Sonunda merdivenlerin sonuna ulaştık. Motorun olduğu yere bu sefer arada çalışan küçük trenle gittik. E o kadar merdiven inip çıkmışız tabii bu sıcakta. İnsan 200 metre de olsa yürümeden, oturarak gitmeyi tercih ediyor:) Motora bindik ve yine bir saatlik yolculuğun sonunda Gateway of India’ya döndük. Balon satıcıları üstümüze doğru koşmaya başlayınca kaçarak uzaklaştık:)

Hemen yolun karşısında Taj Mahal Hotel vardı. Kitapta yazdığına göre 100 yıl önce Hintli bir işadamını Mumbai’deki bir Avrupa oteline almamışlar. O da siz beni almazsanız ben de kendi otelimi yaparım deyip Taj Mahal Hotel’i yapmış:) Şimdi Taj Mahal Hotel, Mumbai’nin en ünlü oteli. Hatta gezilecek yerler arasında adı geçiyor:) Biz de girdik içine, şöyle bir dolandık ve çıkıp iki sokak arkadaki mcdonaldsa gittik:)

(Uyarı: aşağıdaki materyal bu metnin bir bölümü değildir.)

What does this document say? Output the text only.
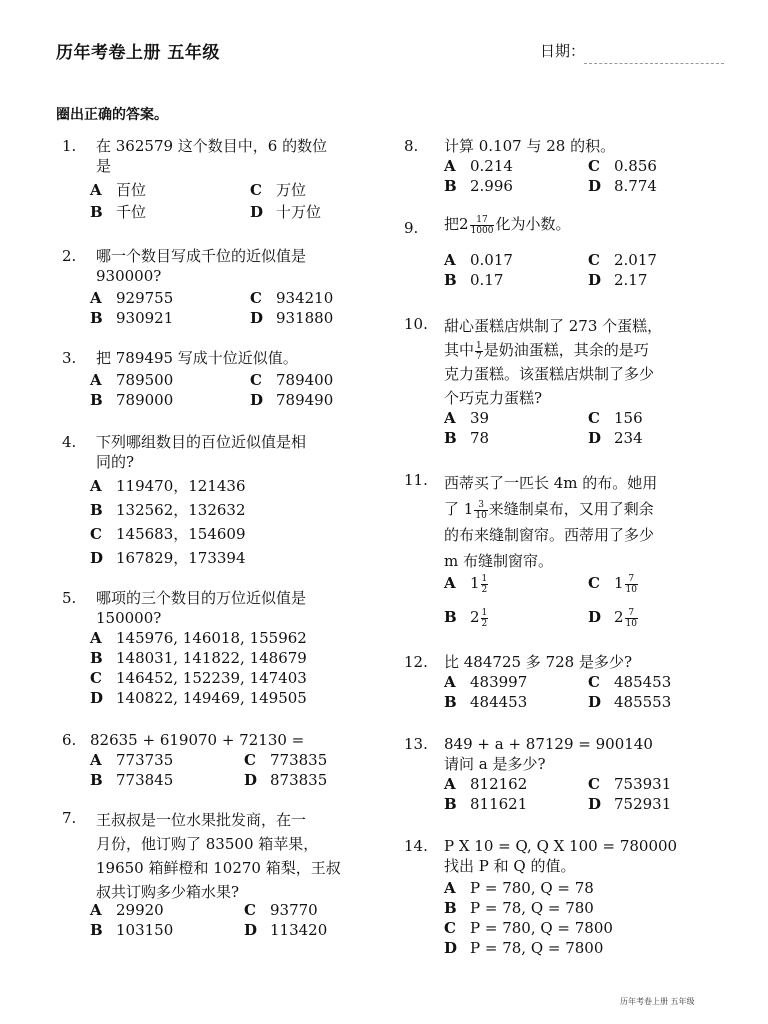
历年考卷上册 五年级	日期：
圈出正确的答案。
1. 在 362579 这个数目中，6 的数位
是
A 百位	C 万位
B 千位	D 十万位
2. 哪一个数目写成千位的近似值是
930000?
A 929755	C 934210
B 930921	D 931880
3. 把 789495 写成十位近似值。
A 789500	C 789400
B 789000	D 789490
4. 下列哪组数目的百位近似值是相
同的?
A 119470，121436
B 132562，132632
C 145683，154609
D 167829，173394
5. 哪项的三个数目的万位近似值是
150000?
A 145976, 146018, 155962
B 148031, 141822, 148679
C 146452, 152239, 147403
D 140822, 149469, 149505
6. 82635 + 619070 + 72130 =
A 773735	C 773835
B 773845	D 873835
7. 王叔叔是一位水果批发商，在一
月份，他订购了 83500 箱苹果，
19650 箱鲜橙和 10270 箱梨，王叔
叔共订购多少箱水果?
A 29920	C 93770
B 103150	D 113420
8. 计算 0.107 与 28 的积。
A 0.214	C 0.856
B 2.996	D 8.774
9. 把$2 \frac{17}{1000}$ 化为小数。
A 0.017	C 2.017
B 0.17	D 2.17
10. 甜心蛋糕店烘制了 273 个蛋糕，
其中 $\frac{1}{7}$ 是奶油蛋糕，其余的是巧
克力蛋糕。该蛋糕店烘制了多少
个巧克力蛋糕?
A 39	C 156
B 78	D 234
11. 西蒂买了一匹长 4m 的布。她用
了 $1 \frac{3}{10}$ 来缝制桌布，又用了剩余
的布来缝制窗帘。西蒂用了多少
m 布缝制窗帘。
A $1 \frac{1}{2}$	C $1 \frac{7}{10}$
B $2 \frac{1}{2}$	D $2 \frac{7}{10}$
12. 比 484725 多 728 是多少?
A 483997	C 485453
B 484453	D 485553
13. 849 + a + 87129 = 900140
请问 a 是多少?
A 812162	C 753931
B 811621	D 752931
14. P X 10 = Q, Q X 100 = 780000
找出 P 和 Q 的值。
A P = 780, Q = 78
B P = 78, Q = 780
C P = 780, Q = 7800
D P = 78, Q = 7800
历年考卷上册 五年级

İki sokak arkası dediğim yer de Colaba Causeway. Yani başka bir gezilecek yer. Yemekten sonra burada da biraz yürüdük, dolaştık. Okuduğuma göre burada sanat galerileri ve hediyelik eşya satan dükkanlar olması lazımdı. Biz sadece hediyelik eşya dükkanlarını görebildik ama yine de canlı bir yerdi.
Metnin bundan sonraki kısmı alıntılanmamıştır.